I see something really interesting here. It seems like the dataset rounded down all streets with a median value of $500,000 and combined them all together. This creates a very high right skew in our graph. This might make it hard to get an accurate model without doing more cleaning, but for now let's move on.
Machine Learning
Are you ready? We're going to use linear regression to see if we can predict the median house value given all of the other features in the data. To do this, we need yet another Python library, sklearn. Let's download the library using python's package manager pip and import the model we need.
!pip install sklearn # ! says to run in terminal
from sklearn.linear_model import LinearRegression # import the linear regression model
Great! Before we can train, or fit our machine learning model, we need to separate the data into a few sections: training & testing data; input (x) and output (y). At its core, we're plotting a line of best fit (remember y=mx+b from algebra?) but in more than 2 dimensions like you might be used to. Don't worry though, sklearn does this complicated math for us. To start, let's segment our data. The following code breaks up our data into training and testing portions.
X_test = pd.read_csv("california_housing_test.csv") # load in the separate testing data
y_test = X_test["median_house_value"] # set our output equal to the median house value column
X_test = X_test.drop(["median_house_value"], axis = 1) # remove that column from the input. axis = 1 means to remove the column
y_train = data["median_house_value"] # same thing for training data
X_train = data.drop(["median_house_value"], axis = 1)
We removed the output (which will be our predicted house value) from the data to give our model a chance to figure out what it should be. Now, the cool part. Let's fit our model and test it!
lm = LinearRegression().fit(X_train, y_train) # .fit() fits the data to the model
y_pred = lm.predict(X_test) # test how accurate the model is using testing data
print("R-Squared value:",lm.score(X_test,y_test))
If you want to read more about the syntax we used here to fit and test our model, here is where you can find sklearn's documentation on the linear regressor.

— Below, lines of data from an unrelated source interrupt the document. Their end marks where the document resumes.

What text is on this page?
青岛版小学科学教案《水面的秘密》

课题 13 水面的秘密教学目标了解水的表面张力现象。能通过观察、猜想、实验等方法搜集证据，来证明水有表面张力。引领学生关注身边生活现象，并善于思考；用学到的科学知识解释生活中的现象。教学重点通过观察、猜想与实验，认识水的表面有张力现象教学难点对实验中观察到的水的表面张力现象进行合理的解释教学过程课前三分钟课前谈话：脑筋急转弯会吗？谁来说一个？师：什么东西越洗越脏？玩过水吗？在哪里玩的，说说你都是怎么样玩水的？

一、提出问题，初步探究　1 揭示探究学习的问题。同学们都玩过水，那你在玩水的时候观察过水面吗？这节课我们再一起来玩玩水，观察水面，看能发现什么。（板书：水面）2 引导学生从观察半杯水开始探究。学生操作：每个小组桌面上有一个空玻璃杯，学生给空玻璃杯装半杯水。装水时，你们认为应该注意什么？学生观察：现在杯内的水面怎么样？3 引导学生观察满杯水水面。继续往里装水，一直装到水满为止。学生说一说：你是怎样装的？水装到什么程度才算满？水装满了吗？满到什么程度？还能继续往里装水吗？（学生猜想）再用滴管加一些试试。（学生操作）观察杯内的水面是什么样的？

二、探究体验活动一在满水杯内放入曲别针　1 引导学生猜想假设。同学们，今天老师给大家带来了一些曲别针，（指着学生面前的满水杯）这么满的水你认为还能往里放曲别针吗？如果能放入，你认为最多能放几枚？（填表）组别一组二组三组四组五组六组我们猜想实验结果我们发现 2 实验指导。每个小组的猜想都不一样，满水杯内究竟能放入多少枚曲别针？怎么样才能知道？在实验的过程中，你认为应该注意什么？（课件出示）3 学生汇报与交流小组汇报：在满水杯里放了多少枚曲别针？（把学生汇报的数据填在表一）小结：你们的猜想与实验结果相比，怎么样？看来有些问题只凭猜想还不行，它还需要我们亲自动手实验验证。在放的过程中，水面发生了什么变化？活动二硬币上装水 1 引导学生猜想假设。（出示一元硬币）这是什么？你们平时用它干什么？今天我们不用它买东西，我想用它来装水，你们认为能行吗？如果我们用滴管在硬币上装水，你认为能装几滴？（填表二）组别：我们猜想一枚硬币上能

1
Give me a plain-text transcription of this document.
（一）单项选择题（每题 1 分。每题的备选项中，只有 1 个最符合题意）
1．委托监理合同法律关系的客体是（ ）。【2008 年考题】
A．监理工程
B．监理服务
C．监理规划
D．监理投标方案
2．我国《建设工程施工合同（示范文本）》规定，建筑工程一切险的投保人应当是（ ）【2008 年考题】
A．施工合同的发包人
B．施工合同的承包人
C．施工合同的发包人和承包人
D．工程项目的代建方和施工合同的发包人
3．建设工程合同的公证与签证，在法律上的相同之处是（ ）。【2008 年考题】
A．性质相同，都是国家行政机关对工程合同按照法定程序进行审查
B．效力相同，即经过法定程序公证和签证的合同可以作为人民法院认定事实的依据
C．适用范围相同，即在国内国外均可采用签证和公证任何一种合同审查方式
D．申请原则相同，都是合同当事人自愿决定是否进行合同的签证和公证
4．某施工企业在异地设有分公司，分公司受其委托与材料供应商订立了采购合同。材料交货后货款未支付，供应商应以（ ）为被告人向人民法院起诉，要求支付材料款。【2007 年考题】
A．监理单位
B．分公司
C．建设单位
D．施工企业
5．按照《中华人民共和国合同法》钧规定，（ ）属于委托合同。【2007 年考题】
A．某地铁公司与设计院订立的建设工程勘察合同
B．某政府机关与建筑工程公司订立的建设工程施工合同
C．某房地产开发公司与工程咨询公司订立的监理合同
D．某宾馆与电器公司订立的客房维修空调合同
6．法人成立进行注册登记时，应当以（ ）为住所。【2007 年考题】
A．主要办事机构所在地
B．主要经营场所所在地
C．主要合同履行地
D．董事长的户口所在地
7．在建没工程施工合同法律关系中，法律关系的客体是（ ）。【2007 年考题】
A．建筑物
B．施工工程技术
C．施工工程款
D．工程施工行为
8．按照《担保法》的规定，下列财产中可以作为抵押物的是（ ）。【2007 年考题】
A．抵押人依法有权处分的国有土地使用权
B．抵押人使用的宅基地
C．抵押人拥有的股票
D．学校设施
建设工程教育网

Can you believe it? That's all we have to do to implement our model. When I did this, I got an R2 value of ~0.6, but what does that mean? In short, it tells us how well our model's best fit line went through the data, where a score of 1.0 means the model perfectly explains the data. Pretty cool huh? If you wanted to take this a step further, you could try looking if dropping certain columns of your input gives you a better R2.
The last thing we will do is write the equation for our line. Don't worry about the code itself here, it's mainly formatting but it's pretty cool to see the equation our model came up with. Run this code and take a look at what you get! What do you think the coefficients might represent?
my_formatted_list = [ '%.2f' % i for i in lm.coef_ ]
str1 = 'x + '.join(str(e) for e in my_formatted_list)
print("Formula is:\n y = ", str1, ' + ', str(lm.intercept_) )
Conclusion
Congratulations! You've just explored a dataset and built a simple regression model for this data. Machine learning actually has some meaning to you now, and you can begin to explore some more interesting projects. Maybe your next project can be to code the model on your own rather than use an imported model?